Alan F. Schatzberg, MD, Professor of Psychiatry and Behavioral Sciences at Stanford University, noted: "We've long understood the relevance of the HPA-axis in stress-related depression, but this is the first time we've seen clear improvement in MDD through vasopressin modulation. This could represent a paradigm shift toward more biologically informed treatment decisions in psychiatry."
Development Pipeline and Next Steps
HMNC Brain Health will initiate regulatory discussions for Phase 3 development of BH-200, leveraging its proprietary genetic selection tool. The company reports having results from two large randomized trials with more than 600 patients—one in the U.S. and one in Europe—both showing clinically meaningful improvement in MDD.

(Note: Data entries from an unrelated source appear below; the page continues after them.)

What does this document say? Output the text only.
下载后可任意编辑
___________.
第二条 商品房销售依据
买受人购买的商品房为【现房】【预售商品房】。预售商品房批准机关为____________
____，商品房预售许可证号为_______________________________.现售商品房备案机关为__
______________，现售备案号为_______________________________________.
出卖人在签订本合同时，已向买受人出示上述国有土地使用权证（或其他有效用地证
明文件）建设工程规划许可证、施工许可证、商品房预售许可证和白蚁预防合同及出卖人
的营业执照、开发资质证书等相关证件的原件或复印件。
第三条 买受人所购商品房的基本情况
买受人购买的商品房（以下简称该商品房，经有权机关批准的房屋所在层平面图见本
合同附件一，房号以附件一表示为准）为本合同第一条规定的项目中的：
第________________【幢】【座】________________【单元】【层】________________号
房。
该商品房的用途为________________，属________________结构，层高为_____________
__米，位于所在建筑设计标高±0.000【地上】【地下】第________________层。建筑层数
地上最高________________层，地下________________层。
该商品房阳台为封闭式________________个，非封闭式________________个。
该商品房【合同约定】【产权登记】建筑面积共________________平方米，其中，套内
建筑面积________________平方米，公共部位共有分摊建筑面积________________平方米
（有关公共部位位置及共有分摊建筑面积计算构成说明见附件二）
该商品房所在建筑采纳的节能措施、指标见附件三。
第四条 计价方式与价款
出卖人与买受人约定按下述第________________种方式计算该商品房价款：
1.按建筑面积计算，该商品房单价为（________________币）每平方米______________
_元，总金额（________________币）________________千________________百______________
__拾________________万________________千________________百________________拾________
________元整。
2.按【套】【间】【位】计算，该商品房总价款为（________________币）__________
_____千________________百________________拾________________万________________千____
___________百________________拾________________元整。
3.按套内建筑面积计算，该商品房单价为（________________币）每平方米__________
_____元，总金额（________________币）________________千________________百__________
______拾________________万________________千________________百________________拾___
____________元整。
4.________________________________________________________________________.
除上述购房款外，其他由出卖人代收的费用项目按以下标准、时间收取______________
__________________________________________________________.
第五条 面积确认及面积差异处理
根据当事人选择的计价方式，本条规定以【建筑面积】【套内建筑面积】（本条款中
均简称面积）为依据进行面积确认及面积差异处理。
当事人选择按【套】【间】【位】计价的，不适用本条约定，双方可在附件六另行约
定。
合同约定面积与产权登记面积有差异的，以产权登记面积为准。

HMNC's pipeline includes three Phase 2 programs in MDD: Nelivabon (vasopressin V1b receptor antagonist with genetic selection tool), Cortibon (CRHR1 antagonist with matching genetic selection tool), and KET01 (prolonged-release oral ketamine formulation for at-home treatment).
The findings establish first-in-class potential for an HPA-axis modulator in depression treatment and support the potential of precision psychiatry approaches in moving beyond trial-and-error prescribing toward more targeted therapeutic interventions.